As scans and model updates are uploaded, our proprietary computer vision algorithms automatically register and align all of these data streams into a single fused representation of the ground truth. Through a rigorous, data-driven process of characterization and comparison, our Data Capture engineers have selected the best scanning devices for each phase of construction and optimized the scanning parameters for maximum accuracy. The result is a seamless flow of site scans that reliably achieves an alignment accuracy within one inch over the entire site, week after week. This fast, accurate, and automatic preprocessing is indispensable for providing reliable inputs to all of our site analytics.
Machine Learning Annotation
Given this clean and contextualized data as input, the ML team at Doxel is able to provide automated site understanding with state-of-the-art models that compare the expected and observed state of objects on the site. In the ideal case, comparing a mesh to a point cloud would be a fairly straightforward problem of geometry. In the real world we need to deal with a wide variety of complications, such as occlusion, mis-installation, or inaccurate mesh geometries. We encounter a broad and ever-growing range of objects and scenarios across the diverse sites that we service, so we strive to develop models with features that encode a high level geometric understanding that generalizes across our problem domain and systems that are flexible enough to cover the edge cases.
We employ a wide range of models of different complexity, ranging from simple heuristics to Graph Neural Networks (GNN) specially architected for comparing mesh and point cloud data.

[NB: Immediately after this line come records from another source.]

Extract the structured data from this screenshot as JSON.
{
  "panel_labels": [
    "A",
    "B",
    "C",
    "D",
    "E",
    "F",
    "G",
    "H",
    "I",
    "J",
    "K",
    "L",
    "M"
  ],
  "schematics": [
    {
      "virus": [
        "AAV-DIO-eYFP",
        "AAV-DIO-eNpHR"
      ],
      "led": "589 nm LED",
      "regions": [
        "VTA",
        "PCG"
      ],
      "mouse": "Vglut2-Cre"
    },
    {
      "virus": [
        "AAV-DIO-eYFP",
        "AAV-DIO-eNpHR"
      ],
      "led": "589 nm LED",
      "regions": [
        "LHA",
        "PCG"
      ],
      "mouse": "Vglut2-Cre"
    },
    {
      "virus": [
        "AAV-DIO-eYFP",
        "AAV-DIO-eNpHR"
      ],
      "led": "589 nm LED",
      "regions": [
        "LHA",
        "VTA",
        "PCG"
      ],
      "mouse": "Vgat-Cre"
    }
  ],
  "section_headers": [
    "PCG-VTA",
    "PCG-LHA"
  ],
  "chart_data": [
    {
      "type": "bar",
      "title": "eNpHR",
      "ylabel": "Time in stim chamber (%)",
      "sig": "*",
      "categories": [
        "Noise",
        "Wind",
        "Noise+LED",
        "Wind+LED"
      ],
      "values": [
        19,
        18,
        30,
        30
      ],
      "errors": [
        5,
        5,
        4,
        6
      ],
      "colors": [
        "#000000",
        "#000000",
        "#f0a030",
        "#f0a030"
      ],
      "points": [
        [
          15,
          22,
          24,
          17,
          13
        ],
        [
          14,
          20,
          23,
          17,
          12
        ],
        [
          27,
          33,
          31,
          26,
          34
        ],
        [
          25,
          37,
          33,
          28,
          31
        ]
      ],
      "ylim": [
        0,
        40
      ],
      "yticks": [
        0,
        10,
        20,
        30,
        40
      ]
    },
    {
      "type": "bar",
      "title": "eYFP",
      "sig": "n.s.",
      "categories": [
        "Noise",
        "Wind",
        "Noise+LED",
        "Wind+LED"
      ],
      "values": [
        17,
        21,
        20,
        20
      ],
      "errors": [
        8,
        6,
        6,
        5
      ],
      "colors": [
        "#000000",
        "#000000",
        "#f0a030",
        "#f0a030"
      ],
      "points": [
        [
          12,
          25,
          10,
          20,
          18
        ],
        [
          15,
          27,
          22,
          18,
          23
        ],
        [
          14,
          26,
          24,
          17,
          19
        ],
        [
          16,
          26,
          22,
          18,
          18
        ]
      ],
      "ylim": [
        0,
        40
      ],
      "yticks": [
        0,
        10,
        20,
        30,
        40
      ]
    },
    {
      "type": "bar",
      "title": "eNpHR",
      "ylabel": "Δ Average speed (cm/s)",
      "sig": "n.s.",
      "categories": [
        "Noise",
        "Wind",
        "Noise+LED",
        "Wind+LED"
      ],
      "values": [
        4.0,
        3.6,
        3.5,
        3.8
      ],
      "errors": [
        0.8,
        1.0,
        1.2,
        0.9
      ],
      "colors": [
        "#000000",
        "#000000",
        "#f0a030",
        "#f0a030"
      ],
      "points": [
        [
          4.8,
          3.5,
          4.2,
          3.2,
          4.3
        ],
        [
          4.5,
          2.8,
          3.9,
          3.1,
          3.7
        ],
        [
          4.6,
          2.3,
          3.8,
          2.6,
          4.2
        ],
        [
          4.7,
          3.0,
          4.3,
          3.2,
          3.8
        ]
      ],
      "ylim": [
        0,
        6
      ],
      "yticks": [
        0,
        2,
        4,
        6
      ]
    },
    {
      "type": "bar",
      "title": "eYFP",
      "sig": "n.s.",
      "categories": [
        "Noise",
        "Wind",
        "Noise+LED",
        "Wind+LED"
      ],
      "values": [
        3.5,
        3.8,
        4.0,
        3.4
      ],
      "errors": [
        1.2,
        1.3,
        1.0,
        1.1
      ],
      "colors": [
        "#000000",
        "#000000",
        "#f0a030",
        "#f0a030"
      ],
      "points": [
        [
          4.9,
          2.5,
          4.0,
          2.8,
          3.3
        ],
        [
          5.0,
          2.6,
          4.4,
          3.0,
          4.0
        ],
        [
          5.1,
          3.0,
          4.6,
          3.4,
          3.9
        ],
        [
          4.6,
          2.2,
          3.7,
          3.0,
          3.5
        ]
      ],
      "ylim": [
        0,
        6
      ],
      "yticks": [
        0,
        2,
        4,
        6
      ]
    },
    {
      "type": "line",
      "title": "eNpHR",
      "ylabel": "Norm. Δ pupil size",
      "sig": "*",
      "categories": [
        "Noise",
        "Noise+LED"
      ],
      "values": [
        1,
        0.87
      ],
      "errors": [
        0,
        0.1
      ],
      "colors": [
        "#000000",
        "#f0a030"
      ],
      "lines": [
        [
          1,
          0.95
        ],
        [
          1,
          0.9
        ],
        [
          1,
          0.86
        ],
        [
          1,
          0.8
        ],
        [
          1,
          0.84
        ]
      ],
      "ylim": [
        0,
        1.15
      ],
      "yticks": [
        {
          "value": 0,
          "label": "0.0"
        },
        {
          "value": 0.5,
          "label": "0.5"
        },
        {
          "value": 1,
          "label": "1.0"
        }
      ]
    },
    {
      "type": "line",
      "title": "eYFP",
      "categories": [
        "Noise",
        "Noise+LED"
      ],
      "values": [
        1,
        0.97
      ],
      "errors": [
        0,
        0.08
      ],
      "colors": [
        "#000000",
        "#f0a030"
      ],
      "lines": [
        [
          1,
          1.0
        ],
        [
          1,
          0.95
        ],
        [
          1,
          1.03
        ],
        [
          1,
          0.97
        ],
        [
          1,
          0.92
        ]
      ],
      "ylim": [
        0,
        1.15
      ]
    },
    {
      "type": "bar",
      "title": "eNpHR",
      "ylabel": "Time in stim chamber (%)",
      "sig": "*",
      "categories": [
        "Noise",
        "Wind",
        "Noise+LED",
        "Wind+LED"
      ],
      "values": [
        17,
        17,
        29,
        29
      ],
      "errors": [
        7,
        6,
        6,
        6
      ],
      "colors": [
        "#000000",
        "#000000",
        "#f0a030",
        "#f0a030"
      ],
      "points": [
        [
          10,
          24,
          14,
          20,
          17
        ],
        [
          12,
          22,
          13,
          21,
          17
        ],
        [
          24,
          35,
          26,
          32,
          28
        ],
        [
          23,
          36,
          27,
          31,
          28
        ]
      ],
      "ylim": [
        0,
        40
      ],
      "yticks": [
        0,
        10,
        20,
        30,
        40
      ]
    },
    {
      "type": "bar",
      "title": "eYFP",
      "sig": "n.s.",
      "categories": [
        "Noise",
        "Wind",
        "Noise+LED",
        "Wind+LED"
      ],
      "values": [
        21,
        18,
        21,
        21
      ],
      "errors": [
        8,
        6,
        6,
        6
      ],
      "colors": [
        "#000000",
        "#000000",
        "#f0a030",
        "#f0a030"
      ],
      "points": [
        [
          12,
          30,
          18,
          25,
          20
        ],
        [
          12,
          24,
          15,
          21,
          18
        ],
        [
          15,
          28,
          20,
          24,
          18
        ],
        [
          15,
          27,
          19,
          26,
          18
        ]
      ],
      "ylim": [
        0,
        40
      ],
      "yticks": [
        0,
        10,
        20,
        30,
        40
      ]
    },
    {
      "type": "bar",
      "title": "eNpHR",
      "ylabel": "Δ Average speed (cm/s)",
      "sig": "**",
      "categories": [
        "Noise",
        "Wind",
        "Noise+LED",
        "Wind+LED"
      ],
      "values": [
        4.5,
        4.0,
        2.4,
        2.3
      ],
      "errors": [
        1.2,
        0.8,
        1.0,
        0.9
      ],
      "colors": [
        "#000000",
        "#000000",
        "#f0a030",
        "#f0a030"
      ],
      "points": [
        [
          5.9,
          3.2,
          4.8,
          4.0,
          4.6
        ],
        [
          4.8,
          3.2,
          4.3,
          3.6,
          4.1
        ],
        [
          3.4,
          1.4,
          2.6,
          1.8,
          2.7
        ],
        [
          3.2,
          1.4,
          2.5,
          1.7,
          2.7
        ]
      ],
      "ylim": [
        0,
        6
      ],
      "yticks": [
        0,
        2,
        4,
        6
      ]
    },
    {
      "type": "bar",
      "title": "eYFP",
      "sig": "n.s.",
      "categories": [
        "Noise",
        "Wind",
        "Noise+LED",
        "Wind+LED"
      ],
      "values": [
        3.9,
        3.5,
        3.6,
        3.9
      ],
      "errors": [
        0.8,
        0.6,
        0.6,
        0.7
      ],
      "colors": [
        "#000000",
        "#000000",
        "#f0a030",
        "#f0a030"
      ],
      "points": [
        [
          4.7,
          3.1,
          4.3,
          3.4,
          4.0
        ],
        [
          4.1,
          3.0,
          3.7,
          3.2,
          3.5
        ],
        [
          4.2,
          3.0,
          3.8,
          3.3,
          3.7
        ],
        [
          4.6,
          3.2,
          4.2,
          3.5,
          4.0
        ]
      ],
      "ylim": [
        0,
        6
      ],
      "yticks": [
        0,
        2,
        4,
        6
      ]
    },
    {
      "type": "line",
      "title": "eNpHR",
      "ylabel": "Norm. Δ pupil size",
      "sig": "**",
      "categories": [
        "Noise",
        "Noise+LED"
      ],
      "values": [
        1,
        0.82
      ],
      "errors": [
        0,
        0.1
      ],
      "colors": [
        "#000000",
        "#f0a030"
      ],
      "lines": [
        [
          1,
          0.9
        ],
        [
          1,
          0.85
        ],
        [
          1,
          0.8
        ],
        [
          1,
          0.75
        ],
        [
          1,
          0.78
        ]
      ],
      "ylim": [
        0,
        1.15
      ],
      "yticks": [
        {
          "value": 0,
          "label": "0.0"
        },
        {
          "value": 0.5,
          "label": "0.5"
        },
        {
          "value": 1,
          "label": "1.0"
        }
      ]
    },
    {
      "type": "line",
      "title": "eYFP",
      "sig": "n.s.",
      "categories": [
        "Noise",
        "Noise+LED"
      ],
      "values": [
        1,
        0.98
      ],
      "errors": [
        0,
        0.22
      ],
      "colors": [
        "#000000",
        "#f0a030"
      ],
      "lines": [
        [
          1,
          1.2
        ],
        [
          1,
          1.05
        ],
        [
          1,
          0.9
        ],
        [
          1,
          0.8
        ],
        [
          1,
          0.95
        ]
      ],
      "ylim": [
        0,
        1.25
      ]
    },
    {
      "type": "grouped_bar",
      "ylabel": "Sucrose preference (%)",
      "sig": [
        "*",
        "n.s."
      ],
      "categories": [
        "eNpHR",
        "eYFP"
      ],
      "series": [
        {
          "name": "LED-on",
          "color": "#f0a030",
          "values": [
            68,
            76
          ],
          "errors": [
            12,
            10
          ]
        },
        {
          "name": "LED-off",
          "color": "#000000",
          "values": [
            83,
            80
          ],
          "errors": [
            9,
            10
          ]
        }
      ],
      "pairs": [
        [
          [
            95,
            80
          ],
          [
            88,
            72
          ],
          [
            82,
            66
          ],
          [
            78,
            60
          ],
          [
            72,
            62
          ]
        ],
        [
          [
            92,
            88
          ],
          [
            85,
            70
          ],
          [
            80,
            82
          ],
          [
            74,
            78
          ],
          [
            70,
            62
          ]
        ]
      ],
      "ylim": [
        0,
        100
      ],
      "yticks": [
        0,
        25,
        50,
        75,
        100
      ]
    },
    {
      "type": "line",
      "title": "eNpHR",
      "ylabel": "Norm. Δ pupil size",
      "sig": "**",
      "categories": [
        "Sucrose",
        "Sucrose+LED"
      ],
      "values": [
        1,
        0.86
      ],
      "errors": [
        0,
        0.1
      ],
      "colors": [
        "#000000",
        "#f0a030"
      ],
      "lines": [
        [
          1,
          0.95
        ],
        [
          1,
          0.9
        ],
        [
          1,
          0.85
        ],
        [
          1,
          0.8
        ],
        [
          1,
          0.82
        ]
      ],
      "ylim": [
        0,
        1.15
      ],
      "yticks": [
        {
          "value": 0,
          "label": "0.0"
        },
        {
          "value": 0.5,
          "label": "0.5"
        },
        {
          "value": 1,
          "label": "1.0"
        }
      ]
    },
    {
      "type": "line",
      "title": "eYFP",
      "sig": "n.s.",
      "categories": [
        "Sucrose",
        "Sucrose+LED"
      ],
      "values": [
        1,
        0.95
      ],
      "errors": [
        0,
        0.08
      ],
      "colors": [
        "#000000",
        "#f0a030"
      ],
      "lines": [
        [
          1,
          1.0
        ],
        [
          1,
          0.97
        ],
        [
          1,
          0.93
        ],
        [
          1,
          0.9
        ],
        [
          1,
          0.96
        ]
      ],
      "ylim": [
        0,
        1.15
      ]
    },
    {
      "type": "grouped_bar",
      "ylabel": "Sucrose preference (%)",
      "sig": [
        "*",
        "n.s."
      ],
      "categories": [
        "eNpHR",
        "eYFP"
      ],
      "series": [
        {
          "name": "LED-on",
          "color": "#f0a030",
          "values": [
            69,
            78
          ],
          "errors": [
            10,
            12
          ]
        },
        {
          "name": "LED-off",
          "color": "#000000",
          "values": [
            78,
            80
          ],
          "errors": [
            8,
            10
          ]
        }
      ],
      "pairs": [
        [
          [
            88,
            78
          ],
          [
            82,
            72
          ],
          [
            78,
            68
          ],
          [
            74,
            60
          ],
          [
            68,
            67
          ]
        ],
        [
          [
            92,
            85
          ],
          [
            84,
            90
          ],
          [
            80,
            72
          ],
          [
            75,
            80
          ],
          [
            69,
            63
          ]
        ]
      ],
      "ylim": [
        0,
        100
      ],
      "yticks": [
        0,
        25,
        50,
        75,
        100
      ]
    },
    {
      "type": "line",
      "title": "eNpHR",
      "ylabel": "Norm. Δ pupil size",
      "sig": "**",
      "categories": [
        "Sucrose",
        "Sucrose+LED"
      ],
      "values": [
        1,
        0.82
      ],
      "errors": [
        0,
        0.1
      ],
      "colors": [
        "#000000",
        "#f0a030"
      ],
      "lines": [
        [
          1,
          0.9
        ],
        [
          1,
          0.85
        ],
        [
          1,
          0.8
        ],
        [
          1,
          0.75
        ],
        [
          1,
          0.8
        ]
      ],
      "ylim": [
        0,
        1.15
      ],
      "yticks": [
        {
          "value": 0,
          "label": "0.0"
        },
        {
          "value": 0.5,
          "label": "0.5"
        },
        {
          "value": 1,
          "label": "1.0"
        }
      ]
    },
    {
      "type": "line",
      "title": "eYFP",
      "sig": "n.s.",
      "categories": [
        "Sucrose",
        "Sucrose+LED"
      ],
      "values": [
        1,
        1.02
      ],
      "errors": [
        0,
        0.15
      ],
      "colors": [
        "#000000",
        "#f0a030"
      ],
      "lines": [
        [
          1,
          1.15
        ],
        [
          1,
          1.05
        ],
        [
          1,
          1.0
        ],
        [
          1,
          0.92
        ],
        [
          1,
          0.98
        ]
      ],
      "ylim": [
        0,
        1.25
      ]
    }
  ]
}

GNNs are particularly well suited for handling the sparse and irregular nature of point cloud data. Our GNN learns local features that relate points to their neighbors in the scanned point cloud, and global features describing the broader shape of the cloud. These features are represented by layers that act on the graph of nearby points in an analogous manner to convolutional operators acting on pixels in images. Other models project the cloud and mesh into 2D along various axes, allowing us to leverage the many methods of deep learning on images to better model our 3D data.
Expert Human Verification
No machine learning system can match the accuracy of domain experts carefully reviewing every decision, and the same is true in the construction space. That is why Doxel feeds its machine learning annotations to construction experts through home-built advanced tooling. In the beginning, we mimicked our customers and used off-the-shelf tools to verify our ground truth. We found that determining site progress by simultaneously navigating BIM models, roughly localized panos, huge dense point clouds, and disjointed scheduling software was incredibly clumsy! That’s why we built a “digital surveyor command center” interface that integrates the machine learning proposals, BIM model, site schematics, 2D and 3D data captures, and the weekly pull plan schedule. Our integrated approach sped up verification by several orders of magnitude while simultaneously increasing accuracy. In the rare event that our ground truth was incorrect our system takes the expert’s annotations back into Doxel’s training pipeline to improve our future accuracy.
All of these things are inputs to the engine that delivers key insights to Owners and General Contractors on some of the world’s largest construction projects.